At the beginning of our You Tube video our senior member, a virtual pillar of these communities – his children following his example – recites a somewhat famous, somewhat poetic statement entitled, “I Am The Flag,” by Howard Schnauber:

I am the flag of the United States of America.

My name is Old Glory.
I fly atop the world’s tallest buildings.
I stand watch in America’s halls of justice.
I fly majestically over institutions of learning.
I stand guard with power in the world.
Look up and see me.

I stand for peace, honor, truth and justice.
I stand for freedom. I am confident.
I am arrogant. I am proud.
When I am flown with my fellow banners,
My head is a little higher,
My colors a little truer.
I bow to no one!
I am recognized all over the world.
I am worshipped – I am saluted.
I am loved – I am revered.
I am respected – I am feared.

I have fought in every battle of every war for more than 200 years.
I was flown at Valley Forge, Gettysburg, Shiloh and Appamatox.
I was there at San Juan Hill, the trenches of France, in the Argonne Forest, Anzio, Rome and the beaches of Normandy.
Guam, Okinawa, Korea, KheSan and Saigon, Vietnam know me.
I was there. I led my troops.
I was dirty, battle-worn and tired,
but my soldiers cheered me and I was proud.

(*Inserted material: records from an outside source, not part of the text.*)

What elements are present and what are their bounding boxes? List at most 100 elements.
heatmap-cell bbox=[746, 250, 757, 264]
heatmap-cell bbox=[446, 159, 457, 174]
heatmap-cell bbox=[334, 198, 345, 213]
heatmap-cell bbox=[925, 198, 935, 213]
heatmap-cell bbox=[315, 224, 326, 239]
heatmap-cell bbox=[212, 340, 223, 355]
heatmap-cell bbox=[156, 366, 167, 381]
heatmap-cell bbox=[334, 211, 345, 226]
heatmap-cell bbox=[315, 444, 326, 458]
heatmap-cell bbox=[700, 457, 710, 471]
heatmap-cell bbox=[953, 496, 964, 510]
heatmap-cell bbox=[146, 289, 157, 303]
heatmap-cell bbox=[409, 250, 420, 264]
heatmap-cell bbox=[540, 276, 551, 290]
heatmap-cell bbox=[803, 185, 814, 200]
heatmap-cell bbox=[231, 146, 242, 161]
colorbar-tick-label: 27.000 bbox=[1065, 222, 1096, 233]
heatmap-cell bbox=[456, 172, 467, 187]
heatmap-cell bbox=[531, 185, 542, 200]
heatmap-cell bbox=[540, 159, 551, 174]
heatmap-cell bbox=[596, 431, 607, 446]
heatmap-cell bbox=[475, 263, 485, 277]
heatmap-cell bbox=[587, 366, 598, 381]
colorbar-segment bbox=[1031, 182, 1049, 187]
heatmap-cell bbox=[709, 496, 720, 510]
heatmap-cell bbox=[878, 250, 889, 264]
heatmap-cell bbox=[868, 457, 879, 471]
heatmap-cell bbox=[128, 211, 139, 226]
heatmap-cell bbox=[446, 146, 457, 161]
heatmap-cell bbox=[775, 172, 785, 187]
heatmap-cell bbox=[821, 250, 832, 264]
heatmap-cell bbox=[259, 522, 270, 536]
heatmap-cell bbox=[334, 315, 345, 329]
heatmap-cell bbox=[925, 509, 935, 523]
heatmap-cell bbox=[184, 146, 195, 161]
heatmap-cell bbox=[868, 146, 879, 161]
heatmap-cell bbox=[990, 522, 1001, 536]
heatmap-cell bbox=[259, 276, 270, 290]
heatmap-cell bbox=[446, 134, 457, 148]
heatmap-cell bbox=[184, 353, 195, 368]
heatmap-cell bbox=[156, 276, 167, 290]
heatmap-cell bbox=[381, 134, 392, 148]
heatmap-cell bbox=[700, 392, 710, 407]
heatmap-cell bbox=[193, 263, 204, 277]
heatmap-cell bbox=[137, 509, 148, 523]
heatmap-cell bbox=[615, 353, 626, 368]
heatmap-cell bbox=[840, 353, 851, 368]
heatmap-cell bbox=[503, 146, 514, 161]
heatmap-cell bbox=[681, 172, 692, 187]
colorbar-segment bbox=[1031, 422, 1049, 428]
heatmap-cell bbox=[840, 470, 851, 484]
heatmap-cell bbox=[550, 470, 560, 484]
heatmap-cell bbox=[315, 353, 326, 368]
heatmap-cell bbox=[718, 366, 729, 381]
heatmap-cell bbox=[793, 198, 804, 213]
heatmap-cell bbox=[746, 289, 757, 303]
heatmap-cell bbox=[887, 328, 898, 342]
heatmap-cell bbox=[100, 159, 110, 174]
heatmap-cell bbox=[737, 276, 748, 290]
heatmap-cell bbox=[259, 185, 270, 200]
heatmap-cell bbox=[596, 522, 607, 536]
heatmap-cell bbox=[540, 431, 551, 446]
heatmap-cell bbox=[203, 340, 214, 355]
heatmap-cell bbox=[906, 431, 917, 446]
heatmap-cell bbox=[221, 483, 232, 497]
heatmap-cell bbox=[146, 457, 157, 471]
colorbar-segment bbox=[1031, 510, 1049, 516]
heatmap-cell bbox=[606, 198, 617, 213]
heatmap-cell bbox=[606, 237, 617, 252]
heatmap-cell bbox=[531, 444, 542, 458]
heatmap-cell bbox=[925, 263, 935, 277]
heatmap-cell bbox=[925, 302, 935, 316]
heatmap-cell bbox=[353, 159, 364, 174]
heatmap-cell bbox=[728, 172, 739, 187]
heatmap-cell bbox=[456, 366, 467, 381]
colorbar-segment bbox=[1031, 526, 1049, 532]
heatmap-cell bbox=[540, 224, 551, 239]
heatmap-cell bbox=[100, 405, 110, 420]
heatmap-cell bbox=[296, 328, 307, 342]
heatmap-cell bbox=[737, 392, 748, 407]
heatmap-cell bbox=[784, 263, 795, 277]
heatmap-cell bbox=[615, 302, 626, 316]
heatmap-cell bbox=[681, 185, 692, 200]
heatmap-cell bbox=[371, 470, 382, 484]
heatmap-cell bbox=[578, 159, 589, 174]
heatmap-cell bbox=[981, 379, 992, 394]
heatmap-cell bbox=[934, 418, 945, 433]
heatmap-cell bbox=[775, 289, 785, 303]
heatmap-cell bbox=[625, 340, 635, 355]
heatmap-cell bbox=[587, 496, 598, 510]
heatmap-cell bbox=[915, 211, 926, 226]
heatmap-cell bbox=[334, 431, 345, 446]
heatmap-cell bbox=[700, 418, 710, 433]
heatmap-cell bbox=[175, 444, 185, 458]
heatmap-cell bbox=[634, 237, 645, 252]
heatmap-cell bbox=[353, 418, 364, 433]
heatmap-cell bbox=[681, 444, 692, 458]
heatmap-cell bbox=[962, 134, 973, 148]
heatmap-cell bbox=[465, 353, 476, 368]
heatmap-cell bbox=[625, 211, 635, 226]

I have been burned, torn and trampled on the streets of countries
I have helped set free. It does not hurt for I am invincible.
I have been soiled upon, burned, torn and trampled in the streets of my country.
And when it’s done by those whom I’ve served in battle – it hurts.
But I shall overcome – for I am strong.
I have slipped the bonds of earth and
stood watch over the uncharted frontiers of space from my vantage point on the moon.
I have born silent witness to all of America’s finest hours.
But my finest hours are yet to come.
When I am torn into strips and used as bandages for my wounded comrades on the battle field,
when I am flown at half mast to honor my soldiers,
or when I lie in the trembling arms of a grieving parent at the grave of their fallen son or daughter,

I am proud.
I am the flag of the United States of America.

Al Torrisi is a natural leader and a forceful speaker at any time.  Yet his voice has a stronger, more commanding timbre (good for the 50-year owner of a large lumber company) than at other times when he recites these words.  Years of patriotism, loyalty and love of country spill forth as he speaks, infecting and affecting his listeners.  Truth is the most spiritual statement of all.  It is the truth of America and of every flag sponsor and honoree, and of the Field, itself.

As this is written the Exchange Club of Needham, Mass. has experienced vandalism of its Field of Honor with some 30 flags being burned.  The empty, sinking feeling a fellow Exchangite and field of Honor afficianado feels is hard to articulate.  Clearly the membrane of civilization is thin and easily sundered for those who cannot judge the presence of hatred for their own country that such an act exposes.  For shame.